Fig 2.

Overview of the NAGATA methodology. (A) DRS genome alignments (beige) that are filtered to retain only primary mappings and (optionally) nanopolish poly(A) output files are used as input for NAGATA. Putative TSS (red) and CPAS (black) are defined (TSS/CPAS definition) by counting the number of alignments with identical 5′ (TSS) or 3′ (CPAS) ends. (B) Pre-filtering removes alignments with 5′ soft-clipping values greater than a specified value and optionally removes read alignments for which poly(A) tails are not detected by nanopolish. (C) TSS and CPAS are defined (TSS/CPAS definition) by counting the number of alignments with identical 5′ (TSS) or 3′ (CPAS) ends and considering only those exceeding a specified count as valid.
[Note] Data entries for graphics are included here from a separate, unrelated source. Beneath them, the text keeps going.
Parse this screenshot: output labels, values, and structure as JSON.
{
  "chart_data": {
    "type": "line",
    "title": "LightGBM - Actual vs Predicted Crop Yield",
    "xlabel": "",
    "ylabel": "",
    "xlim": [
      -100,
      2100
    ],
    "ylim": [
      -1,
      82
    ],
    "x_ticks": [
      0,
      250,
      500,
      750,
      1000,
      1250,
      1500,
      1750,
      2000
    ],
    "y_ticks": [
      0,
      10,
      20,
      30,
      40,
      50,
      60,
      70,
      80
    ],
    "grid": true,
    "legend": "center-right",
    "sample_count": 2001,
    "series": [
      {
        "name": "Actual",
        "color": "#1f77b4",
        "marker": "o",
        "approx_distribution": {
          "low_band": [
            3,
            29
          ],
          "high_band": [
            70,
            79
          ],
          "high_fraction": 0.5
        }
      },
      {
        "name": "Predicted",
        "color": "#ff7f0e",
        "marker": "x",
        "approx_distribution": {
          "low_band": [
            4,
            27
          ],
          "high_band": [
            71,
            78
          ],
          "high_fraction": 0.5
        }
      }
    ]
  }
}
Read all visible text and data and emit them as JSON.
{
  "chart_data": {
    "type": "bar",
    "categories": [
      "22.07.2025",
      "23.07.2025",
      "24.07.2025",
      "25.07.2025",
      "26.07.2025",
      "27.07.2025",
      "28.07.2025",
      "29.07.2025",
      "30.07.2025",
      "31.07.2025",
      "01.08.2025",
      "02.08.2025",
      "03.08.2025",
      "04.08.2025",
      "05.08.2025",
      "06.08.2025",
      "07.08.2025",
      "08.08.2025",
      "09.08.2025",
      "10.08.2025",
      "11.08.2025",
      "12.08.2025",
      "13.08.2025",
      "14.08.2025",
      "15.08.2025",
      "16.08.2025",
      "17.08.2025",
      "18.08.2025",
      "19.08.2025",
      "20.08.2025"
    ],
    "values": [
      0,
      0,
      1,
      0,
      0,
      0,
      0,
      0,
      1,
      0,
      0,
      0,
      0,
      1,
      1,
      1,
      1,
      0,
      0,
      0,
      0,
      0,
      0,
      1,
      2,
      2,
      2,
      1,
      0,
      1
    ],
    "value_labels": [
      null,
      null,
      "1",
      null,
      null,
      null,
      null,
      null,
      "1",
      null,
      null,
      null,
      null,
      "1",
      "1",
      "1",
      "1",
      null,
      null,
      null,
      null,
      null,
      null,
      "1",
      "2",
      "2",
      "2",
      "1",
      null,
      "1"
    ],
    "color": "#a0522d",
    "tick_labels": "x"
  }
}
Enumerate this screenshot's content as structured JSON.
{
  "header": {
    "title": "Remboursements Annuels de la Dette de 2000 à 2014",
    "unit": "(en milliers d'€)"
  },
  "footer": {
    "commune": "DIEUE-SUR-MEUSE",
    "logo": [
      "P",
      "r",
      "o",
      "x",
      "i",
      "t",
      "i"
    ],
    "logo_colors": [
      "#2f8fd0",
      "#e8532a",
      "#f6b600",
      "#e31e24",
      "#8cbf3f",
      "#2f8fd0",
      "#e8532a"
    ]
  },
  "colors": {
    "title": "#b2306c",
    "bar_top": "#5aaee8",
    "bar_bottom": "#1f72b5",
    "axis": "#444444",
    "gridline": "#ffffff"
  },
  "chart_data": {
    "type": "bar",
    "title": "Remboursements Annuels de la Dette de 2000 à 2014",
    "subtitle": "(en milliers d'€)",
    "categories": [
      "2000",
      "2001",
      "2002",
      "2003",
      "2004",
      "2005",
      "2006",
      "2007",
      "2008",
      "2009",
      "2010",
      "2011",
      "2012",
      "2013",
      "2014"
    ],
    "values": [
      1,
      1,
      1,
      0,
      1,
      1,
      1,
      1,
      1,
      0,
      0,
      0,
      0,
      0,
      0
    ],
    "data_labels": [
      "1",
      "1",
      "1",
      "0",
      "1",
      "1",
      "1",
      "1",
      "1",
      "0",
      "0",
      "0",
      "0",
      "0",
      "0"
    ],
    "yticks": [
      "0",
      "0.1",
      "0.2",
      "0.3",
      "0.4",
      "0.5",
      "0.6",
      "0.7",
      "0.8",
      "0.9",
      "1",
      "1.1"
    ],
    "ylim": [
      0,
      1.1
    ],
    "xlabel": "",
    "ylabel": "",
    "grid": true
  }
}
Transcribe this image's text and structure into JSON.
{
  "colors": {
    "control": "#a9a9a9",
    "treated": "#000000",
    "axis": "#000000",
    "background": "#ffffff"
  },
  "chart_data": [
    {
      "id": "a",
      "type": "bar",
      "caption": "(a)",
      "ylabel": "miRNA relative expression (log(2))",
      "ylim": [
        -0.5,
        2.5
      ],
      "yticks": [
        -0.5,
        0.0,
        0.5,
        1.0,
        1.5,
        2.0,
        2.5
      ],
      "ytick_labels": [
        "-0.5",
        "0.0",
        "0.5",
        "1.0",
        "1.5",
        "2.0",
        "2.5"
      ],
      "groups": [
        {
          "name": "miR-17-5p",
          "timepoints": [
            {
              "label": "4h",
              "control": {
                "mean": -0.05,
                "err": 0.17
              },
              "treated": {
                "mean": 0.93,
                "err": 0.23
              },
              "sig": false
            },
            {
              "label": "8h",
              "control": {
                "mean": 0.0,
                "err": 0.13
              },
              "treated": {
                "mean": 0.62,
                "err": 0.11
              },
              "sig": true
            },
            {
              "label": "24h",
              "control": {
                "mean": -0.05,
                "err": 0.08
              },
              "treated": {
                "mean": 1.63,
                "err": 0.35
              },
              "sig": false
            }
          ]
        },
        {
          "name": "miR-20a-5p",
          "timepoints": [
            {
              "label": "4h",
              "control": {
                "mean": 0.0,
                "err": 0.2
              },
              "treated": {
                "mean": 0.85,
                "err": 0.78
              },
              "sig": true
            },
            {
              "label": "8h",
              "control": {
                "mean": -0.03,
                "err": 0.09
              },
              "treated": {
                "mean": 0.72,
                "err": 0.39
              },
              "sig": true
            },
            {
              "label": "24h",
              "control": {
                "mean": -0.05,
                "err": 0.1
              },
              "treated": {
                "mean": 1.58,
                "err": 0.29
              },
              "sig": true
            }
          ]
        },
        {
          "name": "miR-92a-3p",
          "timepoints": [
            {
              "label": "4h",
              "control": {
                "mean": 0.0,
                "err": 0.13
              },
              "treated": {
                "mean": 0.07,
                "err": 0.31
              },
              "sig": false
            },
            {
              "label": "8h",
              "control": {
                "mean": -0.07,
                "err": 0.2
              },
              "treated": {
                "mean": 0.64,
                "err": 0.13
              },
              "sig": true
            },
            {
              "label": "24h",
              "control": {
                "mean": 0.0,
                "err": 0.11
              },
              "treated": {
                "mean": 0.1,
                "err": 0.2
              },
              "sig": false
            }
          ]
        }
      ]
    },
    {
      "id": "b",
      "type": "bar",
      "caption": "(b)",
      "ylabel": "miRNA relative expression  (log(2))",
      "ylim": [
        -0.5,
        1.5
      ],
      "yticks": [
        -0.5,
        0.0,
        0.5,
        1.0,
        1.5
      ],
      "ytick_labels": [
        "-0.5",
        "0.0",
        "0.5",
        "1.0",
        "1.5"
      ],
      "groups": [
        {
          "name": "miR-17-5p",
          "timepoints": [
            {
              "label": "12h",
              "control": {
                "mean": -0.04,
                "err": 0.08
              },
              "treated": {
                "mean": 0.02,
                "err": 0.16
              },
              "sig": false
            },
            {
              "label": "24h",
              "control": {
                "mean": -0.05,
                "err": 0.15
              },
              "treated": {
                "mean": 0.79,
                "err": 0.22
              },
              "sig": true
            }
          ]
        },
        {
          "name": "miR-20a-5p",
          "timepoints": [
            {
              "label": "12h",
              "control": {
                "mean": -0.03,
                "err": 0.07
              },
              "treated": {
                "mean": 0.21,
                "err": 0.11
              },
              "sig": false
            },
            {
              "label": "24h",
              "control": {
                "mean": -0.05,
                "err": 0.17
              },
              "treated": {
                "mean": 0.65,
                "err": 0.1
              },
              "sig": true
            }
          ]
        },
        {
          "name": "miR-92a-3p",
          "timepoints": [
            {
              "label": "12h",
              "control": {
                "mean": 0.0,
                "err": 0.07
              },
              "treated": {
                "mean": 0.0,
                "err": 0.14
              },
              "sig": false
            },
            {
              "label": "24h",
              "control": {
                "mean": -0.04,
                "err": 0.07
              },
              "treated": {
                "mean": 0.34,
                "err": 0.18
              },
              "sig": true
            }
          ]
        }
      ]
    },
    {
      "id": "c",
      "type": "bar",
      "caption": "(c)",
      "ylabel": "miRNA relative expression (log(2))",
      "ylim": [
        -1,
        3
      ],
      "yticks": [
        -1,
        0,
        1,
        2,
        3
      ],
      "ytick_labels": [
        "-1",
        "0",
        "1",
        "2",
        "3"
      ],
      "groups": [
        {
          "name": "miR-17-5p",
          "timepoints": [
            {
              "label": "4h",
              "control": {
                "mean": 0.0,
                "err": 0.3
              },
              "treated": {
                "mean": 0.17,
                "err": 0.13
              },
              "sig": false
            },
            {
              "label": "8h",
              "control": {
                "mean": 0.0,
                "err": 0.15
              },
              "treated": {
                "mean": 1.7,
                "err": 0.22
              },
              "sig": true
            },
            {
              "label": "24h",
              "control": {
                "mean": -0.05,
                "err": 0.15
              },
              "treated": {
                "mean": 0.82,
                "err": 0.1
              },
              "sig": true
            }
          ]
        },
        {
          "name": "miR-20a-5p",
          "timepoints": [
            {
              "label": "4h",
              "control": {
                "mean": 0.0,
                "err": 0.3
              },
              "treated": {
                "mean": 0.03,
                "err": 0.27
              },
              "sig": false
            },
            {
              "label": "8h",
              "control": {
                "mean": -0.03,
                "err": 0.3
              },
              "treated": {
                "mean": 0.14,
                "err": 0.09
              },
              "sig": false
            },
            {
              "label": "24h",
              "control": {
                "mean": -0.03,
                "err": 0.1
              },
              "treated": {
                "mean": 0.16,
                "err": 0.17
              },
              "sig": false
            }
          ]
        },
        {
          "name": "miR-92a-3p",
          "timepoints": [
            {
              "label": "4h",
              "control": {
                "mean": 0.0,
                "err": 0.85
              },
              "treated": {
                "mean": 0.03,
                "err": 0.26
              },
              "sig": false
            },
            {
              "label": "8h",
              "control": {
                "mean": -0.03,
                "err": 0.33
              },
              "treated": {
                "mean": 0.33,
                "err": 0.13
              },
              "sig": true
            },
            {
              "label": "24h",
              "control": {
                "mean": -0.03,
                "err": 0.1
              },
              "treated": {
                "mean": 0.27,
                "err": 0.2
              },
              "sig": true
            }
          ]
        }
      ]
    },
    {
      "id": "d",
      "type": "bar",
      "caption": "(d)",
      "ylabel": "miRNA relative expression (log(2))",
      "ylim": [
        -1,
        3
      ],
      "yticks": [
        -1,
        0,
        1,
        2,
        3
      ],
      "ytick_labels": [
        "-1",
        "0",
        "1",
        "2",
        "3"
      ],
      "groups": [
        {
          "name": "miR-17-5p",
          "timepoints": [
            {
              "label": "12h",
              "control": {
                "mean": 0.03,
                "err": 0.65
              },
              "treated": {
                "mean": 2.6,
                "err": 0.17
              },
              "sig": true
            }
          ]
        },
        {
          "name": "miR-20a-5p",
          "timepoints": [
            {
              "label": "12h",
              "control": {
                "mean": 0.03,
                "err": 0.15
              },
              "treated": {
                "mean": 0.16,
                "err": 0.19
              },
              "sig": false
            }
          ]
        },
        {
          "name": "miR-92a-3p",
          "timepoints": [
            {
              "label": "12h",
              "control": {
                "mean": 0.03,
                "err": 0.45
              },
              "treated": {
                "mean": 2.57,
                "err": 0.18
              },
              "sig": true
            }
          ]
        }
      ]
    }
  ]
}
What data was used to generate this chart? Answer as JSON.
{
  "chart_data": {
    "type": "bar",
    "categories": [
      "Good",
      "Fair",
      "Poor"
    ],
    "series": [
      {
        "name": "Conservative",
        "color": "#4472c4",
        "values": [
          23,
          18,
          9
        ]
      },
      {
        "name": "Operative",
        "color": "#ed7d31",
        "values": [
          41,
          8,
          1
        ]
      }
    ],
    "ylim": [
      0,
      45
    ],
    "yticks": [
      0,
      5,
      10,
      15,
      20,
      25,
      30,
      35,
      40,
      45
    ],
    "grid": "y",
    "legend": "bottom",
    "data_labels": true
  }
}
For TSS/CPAS that pass this threshold, all neighboring TSS/CPAS within a defined distance are retained and their coordinates adjusted to the dominant TSS/CPAS position. At this stage, TU is defined and all alignments sharing the same CPAS are considered part of the same TU (i.e., transcripts with differing TSS but the same CPAS are considered part of the same TU). (D) For each resulting TU, transcript isoform deconvolution and final filtering are performed by first collapsing alignments if they share the same blockSize and blockStarts distribution and only those exceeding a specified count are considered valid. Alignments with similar blockSize/blockStart values (typically within 1–3 nt) are merged prior to filtering based on abundance counts. Finally, NAGATA applies a filter to remove transcripts with a TSS usage below a defined fraction.